Per 16 di questi, ieri, il giudice Andrea Odoardo Comez ha disposto il rinvio a giudizio: dovranno difendersi dalle accuse di fraudolento danneggiamento dei beni assicurati e mutilazione fraudolenta della propria persona in concorso dinanzi al giudice monocratico Roberto Pecile nell’udienza del 10 novembre.

Occorrerà invece un’altra udienza il 26 giugno per definire la posizione di Antonio Rea, 48  di Somma Vesuviana, resosi irreperibile, e per Raffaele Vitale, 37 anni, napoletano, per difetto di notifica. I fatti contestati nel fascicolo, aperto dal sostituto procuratore Paola De Franceschi, si riferiscono quasi tutti al 2011.
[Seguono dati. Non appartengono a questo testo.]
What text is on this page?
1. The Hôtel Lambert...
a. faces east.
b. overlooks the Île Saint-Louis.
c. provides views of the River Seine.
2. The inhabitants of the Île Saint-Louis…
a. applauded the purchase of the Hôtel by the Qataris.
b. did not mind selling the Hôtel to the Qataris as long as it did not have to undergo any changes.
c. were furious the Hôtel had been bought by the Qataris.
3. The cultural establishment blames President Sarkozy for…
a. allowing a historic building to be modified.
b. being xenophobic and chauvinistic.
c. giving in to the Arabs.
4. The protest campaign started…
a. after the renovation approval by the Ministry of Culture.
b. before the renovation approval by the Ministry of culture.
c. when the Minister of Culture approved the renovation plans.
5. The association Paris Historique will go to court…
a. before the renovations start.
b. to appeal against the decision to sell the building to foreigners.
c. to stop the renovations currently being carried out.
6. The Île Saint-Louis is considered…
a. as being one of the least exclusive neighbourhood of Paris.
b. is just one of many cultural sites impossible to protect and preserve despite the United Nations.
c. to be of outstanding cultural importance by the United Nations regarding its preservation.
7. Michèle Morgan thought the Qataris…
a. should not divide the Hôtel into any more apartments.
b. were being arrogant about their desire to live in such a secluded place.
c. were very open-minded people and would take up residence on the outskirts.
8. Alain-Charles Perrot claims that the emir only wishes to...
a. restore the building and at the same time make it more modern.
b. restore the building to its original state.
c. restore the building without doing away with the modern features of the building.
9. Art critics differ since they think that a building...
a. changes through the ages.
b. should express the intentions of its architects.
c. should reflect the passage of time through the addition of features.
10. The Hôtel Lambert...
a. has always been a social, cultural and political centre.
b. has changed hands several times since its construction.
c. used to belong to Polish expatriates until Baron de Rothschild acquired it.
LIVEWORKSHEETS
In quei mesi la Ford Ka di Anna Ioele, 53enne napoletana difesa dall’avvocato Giovanni Tarragoni, è rimasta coinvolta in numerosi sinistri: tamponamenti, investimenti di pedone, urti di vetture in retromarcia e poi investimenti a motocicli, Ape car e svariati modelli di auto. Tutti sinistri simulati, secondo la versione dell’accusa, con l’intento di ottenere indebiti risarcimenti dall’assicurazione. E così, assieme ad Anna Ioele sono finite nel registro degli indagati altre 17 persone in qualità di pedoni investiti, motociclisti e automobilisti danneggiati nel corso di presunti incidenti.

Fra loro Olimpia Pace, 54enne napoletana difesa dall’avvocato Mario Imperatrice, Rosaria Grimaldi, 46enne residente a Massa di Somma, difesa dall’avvocato Raffaele Pucci, il 40enne Francesco Sebeto di Sant’Anastasia difeso dall’avvocato Felice Mollo e la trentenne Veronica Maria Grazia Conte residente a Pastrengo difesa dal legale di fiducia Giovanni Dal Cero. Per tutti loro i difensori hanno chiesto l’assoluzione, sollevando eccezioni sulla competenza territoriale del procedimento o, comunque, chiedendo il non luogo a procedere.